Une lumière n’est pas faite pour être mise sous un tonneau mais sur un chandelier pour qu’elle éclaire tous ceux qui sont dans le navire. Et cette petite barque, il ne faut jamais l’oublier, c’est la barque de l’Eglise avec ses saints et martyrs, ses confesseurs de la foi et ses vierges. Elle s’appelle Le Lépante ou La Jeanne d’Arc...

 

Avec le Christ, avec l’Eglise notre mère, nous passons au milieu des épreuves et des douleurs les plus profondes.

 

Pour le commandant et son épouse, la perte de deux enfants, la disparition de tant de compagnons et frères d’armes... toutes ces souffrances ne peuvent s’illuminer que par la Passion et Résurrection du Christ.

 

« Le péché contre l’espérance est le plus mortel de tous », dit Bernanos.

 

Le commandant a transmis le flambeau, nous gardons l’espérance !

 

Le poème de Jean de Brem à Jean Marie Bastien-Thiry ne se termine-t-il pas par ces mots de victoire :

 

Merci pour tout, mon colonel :
D’avoir vécu en Français
Et d’être mort en officier.
Car le moment est venu
Où après un tel exemple
Tu vas nous obliger à vaincre.

"Ce vieux coeur de soldat n’a point connu la haine"

 

Notre vie a des hauts et des bas. Le Seigneur nous connaît bien. Si nous avons péché, il faut demander pardon au Christ de miséricorde.

 

Sainte Faustine a vu deux rayons sortir du Sacré Coeur, l’un, d’argent, représente le baptême et la purification, l’autre, couleur de sang, représente l’Eucharistie.

 

Il faut se laisser toucher par ces deux rayons.

 

Il faut se laisser transpercer par la Grâce.

 

Que ceux qui se disent agnostiques se fassent enfants. Ils seront touchés par la Grâce.

 

Sans contrition et sans pardon, il n’y a pas de purification.

 

Nous sommes tous un peu comme les compagnons d’Emmaüs. Nous ne voyons pas que le Christ marche avec nous.

 

Saint Jean Baptiste, l’éclaireur de pointe, le disait : « Il y a quelqu’un parmi vous que vous ne connaissez pas. »

 

Le soleil se couche, la mer est sûrement très belle.

 

« Celui qui vit en moi, même s’il meurt vivra. Et quiconque croit en moi aura la vie éternelle. »

 

Le dernier combat, le Crabe-Tambour le mena contre la maladie. Tous, nous avons admiré son courage.

 

Lorsque je l’ai vu, il ressemblait à un prisonnier des camps vietminhs. C’était le soir. Commandant, vos yeux se sont ouverts, vous m’avez reconnu. Vous avez reconnu Celui qui m’a envoyé. Celui qui veille dans la barque et qui apaise la tempête.

 

Vous avez reçu l’absolution et les sacrements extrêmes.

 

Les onctions d’huile.

 

Sur les yeux car nous péchons par le regard.
Sur les oreilles car nous écoutons de mauvaises choses.
Sur la bouche car nous avons de mauvaises paroles.
Sur les mains car nous péchons avec les mains.
Sur les pieds car nous marchons sur de mauvais chemins.

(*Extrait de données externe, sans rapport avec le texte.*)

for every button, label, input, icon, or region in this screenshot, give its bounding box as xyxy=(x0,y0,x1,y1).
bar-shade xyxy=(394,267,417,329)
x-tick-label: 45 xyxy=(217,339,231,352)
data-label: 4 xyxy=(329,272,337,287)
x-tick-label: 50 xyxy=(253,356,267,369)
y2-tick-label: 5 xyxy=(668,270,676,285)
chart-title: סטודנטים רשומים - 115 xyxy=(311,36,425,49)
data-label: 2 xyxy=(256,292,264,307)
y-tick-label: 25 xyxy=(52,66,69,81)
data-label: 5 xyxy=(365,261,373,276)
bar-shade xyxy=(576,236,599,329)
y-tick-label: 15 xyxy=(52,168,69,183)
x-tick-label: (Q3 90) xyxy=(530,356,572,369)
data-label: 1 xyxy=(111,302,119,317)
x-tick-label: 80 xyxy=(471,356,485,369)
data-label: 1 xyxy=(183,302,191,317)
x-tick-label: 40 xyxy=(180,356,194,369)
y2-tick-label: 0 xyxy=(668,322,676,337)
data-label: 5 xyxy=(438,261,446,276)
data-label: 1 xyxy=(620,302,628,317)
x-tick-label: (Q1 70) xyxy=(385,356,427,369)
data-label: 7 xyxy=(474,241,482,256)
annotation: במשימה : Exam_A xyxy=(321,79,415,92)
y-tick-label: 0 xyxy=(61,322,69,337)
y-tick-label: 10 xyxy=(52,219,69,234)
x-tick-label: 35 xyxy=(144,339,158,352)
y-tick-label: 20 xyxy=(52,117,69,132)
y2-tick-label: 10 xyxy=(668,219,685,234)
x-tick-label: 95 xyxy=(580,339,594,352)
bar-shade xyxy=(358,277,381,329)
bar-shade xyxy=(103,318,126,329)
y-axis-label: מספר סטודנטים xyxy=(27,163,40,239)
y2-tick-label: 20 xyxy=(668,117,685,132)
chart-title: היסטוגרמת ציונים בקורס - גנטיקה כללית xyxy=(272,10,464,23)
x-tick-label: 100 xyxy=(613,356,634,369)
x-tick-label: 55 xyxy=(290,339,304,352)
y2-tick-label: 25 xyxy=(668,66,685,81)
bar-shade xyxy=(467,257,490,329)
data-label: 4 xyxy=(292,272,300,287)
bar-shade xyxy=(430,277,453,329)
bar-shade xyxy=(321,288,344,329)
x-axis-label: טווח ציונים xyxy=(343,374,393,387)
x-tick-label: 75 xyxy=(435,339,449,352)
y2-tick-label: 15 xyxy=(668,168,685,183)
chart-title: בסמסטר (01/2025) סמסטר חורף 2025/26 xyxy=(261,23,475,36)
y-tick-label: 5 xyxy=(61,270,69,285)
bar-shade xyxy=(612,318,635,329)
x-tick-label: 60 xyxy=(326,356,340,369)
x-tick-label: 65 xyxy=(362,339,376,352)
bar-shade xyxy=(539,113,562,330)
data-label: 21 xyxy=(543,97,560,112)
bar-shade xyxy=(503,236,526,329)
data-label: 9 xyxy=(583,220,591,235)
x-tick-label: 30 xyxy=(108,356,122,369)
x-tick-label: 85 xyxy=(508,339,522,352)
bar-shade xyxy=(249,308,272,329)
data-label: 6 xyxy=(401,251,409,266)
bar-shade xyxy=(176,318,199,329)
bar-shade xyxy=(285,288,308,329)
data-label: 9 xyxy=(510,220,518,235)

Chaque onction est un pardon demandé.

 

Vous avez reçu la communion.

 

Et la bénédiction apostolique au nom du pape Jean Paul II.

 

J’ai senti votre coeur brûlant.

 

Alors vous m’avez salué de façon réglementaire et j’ai répondu à votre salut au nom de tous vos amis...

Seigneur vous l’avez endormi
Dans une paix certaine
Entre les bras de l’espérance et de l’amour
Ce vieux coeur de soldat n’a point connu la haine.

Pour la France et pour vous il a combattu avec beaucoup d’amour.

Que Notre Dame d’Afrique,
Que Notre Dame d’Indochine,
Que Notre Dame de la Mer,
Vous accueille, Commandant, avec Sainte Anne.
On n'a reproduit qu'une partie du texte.